REPUBLIKA.CO.ID, JAKARTA -- Menteri Koordinator Bidang Politik, Hukum dan Keamanan (Menko Polhukam) Mahfud MD berharap Komisi Pemberantasan Korupsi (KPK) membuktikan jika lembaga itu tidak menjadi lemah pascadisahkannya UU Nomor 19 Tahun 2019 tentang KPK. Terkait Operasi Tangkap Tangan (OTT) terhadap Bupati Sidoarjo Saiful Ilah pada Selasa (7/1), Mahfud berharap KPK juga semakin berani membongkar kasus-kasus besar.
"Mari kita berharap karena undang-undang sudah jadi mudah-mudahan KPK tidak menjadi lemah," ujarnya di kantor Kemenkopolhukam, Rabu (8/1).
Mahfud mengatakan, sejumlah pihak termasuk dirinya sebelum menjadi menteri mengkhawatirkan revisi UU KPK membuat KPK tidak bisa lagi melakukan OTT. Sebab, UU Nomor 19 itu menyebutkan harus ada izin dewan pengawas untuk KPK melakukan penyadapan, penggeledahan, dan/atau penyitaan.

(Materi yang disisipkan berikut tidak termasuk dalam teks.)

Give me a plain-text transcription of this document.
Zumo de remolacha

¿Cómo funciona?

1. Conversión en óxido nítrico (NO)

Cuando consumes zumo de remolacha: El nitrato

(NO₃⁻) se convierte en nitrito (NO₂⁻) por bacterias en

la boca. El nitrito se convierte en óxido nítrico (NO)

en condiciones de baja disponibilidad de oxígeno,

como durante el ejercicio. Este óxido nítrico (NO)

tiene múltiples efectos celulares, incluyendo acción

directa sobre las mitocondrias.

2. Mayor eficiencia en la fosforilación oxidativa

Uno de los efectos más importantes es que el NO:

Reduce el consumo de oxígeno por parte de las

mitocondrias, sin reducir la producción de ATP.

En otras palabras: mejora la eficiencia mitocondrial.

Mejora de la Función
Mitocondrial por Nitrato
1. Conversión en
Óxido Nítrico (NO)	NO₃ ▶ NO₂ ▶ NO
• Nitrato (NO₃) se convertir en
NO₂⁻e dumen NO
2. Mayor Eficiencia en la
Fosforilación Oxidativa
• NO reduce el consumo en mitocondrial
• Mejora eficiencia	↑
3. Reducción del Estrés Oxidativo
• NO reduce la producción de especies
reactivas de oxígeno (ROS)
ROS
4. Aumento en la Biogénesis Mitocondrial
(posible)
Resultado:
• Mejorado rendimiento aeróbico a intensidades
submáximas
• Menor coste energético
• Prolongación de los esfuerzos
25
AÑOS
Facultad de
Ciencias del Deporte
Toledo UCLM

"Ini ternyata tidak kan artinya bisa OTT dan dewan pengawasnya bisa cepat memberi persetujuan dan tidak bocor (informasi sehingga OTT tetap jalan," katanya.
Mahfud tak menampik jika kasus yang menyebabkan OTT Bupati Sidoarjo merupakan kasus yang digarap sejak kepempimpinan KPK periode sebelumnya dan sebelum UU KPK direvisi. Akan tetapi, kata dia, kebijakan boleh OTT per 19 Desember 2019 lalu sepenuhnya atas kewenangan dewan pengawas.
"Berarti tidak ada minimal sampai hari ini sudah mulai terlihat ada tanda bahwa dewan pengawas ini akan proporsional bekerja sehingga OTT jika diperlukan bisa dilakukan. Tetapi ingat presiden memang ingin KPK itu kuat," ujar Mahfud.
Ia menuturkan, KPK kuat apabila berani menabrak dan membongkar kasus-kasus besar, seperti kasus Jiwasraya. Pemerintah mendukung KPK terus melakukan OTT.
"Ya jangan hanya OTT kecil itu lah. Maksudnya kita dukung OTT jalan terus tetapi juga supaya yang besar-besar ini dibuka agar ada buktinya. Kita berharap juga Kejaksaan Agung, Polri bisa membuka yang besar-besar termasuk Jiwasraya itu kita kawal," lanjut Mahfud.